Otherwise, if you don’t work at things in this way, you get stuck in the idea that the practice shouldn’t take work, that you shouldn’t try to develop anything. All you need to do is let go of everything all at once, and there you are: the quick fix, the impatient fix. And of course there’s the pride that goes with that attitude, too: the sense that you’re beyond having to put any effort into the practice. But it’s a useless pride. It doesn’t go anywhere. You have to put that useless pride aside, and instead develop the humility that realizes that this is something you really have to work hard on.

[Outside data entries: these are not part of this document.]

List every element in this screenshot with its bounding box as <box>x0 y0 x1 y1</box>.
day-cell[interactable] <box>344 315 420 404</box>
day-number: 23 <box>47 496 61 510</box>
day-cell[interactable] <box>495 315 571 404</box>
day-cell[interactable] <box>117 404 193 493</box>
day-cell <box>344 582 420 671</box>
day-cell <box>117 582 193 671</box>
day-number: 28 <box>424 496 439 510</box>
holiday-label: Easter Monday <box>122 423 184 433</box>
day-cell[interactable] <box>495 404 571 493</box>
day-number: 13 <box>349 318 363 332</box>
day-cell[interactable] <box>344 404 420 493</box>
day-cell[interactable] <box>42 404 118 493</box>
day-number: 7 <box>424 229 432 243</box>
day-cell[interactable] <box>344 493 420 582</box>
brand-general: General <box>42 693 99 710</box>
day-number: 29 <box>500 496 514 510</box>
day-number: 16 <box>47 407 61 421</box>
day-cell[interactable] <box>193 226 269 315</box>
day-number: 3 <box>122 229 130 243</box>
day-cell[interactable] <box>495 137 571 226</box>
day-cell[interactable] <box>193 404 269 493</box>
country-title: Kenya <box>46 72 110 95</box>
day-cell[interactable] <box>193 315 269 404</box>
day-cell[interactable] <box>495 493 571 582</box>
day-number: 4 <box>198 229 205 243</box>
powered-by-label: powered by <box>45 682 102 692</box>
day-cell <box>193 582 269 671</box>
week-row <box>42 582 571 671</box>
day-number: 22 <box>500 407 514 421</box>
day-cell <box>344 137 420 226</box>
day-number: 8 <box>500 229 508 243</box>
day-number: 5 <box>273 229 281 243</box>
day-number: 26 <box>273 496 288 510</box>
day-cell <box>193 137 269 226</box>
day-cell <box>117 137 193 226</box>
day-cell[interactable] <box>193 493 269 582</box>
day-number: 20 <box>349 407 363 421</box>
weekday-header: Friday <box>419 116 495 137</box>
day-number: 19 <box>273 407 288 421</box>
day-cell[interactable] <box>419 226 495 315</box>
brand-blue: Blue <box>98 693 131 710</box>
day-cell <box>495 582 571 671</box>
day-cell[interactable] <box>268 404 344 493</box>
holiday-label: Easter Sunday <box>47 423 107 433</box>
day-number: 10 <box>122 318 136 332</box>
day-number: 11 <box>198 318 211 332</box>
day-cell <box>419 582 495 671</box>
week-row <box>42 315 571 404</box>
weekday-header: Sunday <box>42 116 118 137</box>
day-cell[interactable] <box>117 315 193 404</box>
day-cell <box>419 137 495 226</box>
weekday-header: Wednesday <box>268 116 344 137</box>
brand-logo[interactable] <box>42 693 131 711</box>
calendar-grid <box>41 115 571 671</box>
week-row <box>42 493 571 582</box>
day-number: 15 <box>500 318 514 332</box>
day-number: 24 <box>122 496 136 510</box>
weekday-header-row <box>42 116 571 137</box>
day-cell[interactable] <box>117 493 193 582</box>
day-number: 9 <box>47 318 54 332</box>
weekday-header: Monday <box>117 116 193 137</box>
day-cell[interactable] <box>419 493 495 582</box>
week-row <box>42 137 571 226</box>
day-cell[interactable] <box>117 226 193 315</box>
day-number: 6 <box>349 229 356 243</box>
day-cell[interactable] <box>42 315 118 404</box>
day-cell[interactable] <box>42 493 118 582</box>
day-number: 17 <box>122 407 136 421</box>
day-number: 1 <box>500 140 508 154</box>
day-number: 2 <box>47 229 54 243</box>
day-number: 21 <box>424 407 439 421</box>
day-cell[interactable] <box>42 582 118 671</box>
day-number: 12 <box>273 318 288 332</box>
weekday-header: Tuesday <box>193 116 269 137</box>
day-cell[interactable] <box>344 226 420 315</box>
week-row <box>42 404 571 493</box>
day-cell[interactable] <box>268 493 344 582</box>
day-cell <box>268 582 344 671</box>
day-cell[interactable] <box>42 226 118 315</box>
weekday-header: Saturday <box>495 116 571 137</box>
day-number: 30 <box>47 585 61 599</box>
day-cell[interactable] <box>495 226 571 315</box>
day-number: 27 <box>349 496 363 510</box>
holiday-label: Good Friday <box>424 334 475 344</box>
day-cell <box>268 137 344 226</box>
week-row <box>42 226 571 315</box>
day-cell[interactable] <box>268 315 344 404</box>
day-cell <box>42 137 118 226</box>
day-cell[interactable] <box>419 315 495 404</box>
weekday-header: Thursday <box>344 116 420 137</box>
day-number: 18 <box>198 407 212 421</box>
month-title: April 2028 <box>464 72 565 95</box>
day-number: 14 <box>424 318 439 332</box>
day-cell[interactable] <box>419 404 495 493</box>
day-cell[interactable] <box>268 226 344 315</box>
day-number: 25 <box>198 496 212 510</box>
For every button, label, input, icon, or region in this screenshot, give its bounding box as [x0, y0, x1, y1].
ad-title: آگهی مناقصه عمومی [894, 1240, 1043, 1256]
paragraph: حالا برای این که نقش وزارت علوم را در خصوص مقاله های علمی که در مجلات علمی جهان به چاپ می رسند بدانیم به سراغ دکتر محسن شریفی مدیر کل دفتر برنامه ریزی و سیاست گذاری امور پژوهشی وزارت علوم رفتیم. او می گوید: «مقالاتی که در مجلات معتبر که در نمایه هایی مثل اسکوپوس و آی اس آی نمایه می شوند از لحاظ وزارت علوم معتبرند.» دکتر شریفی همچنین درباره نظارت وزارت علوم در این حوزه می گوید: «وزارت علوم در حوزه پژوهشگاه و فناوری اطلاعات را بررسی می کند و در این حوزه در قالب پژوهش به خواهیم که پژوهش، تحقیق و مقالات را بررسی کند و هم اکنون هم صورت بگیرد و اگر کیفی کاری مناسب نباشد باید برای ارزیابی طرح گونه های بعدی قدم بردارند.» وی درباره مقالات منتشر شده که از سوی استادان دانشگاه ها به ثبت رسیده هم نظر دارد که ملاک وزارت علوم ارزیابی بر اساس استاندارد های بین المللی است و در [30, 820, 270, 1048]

But it’s not all hard work. After all, you’re working with a sense of pleasure here. And you get better and better at it. The pleasure gets more refined, more subtle, more continuous. This is an important thing you’ve got to work on. But as the Buddha points out, you can still create a very subtle sense of pride around your accomplishment. He says, “That’s the difference between a true person and an untrue person.” He asked for one quality in his students. “Bring me,” he said, “a person who’s honest and no deceiver, and I’ll teach that person the Dhamma.” After all, it’s our ability to deceive not only others, but also ourselves that’s the big issue in the practice. And it’s your willingness to see through your own self deceit that’s going to make all the difference.
This is how the practice captures that self deceit: You corner it in the little sense of self hiding behind the concentration, saying, “I’m pretty good here. I’m better than those other people who don’t have my level of attainment.” Once you’ve cornered it, you can turn around and see it clearly. As Ven. Ananda states, you need to use conceit to get started on the practice, but there comes a point, after the conceit has made you skillful, where you need to see it in action and realize that you don’t want to create it any more.
So meditation is not just a matter of mastering the technique. Once the technique is mastered, you need to keep at it, to look around, until you see the blind spots still there in the mind. Even when you develop really great powers of mindfulness, really great concentration, there can still be these blind spots—the mind’s habitual areas of tricking itself, hiding its motives from itself. That’s where circumspection comes in. It’s what allows you to see all around until you finally see the trickiness of the mind. That’s when you can let it go. You can just drop it because you realize that so much of your life has been wasted with the mind playing tricks on itself.
This is why awakening is a chastening experience. If it were simply a matter of having mastered a technique, there could still be the pride going along with the mastery. Of course, the technique is necessary as part of the strategy, but it’s not an end in and of itself. It’s only the foundation for the insight and circumspection that allow you to see the mind’s own self deceptions, its willed ignorance, the tricks it’s been playing on itself while looking for quick and dirty ways for getting happy.
You have to use the technique, staying with the breath, staying with the body, to look around, so that you can catch the mind in the act of lying to itself, hiding things from itself, and then you can grow up. This insight is chastening because it enables you to realize the mind’s deceits, its willingness to do stupid things even though it knows better.
So gaining that insight doesn’t come with a moment of pride; it comes with a moment of feeling chastised—and then growing up.
For this reason, work on this quality of circumspection, this quality of being very, very observant as you master the technique, because your powers of observation allow you not only to gain more and more skill with the technique, but also to see through the curtains you’ve set up in the mind. Only by seeing through the curtains can you unfetter the mind and make it free.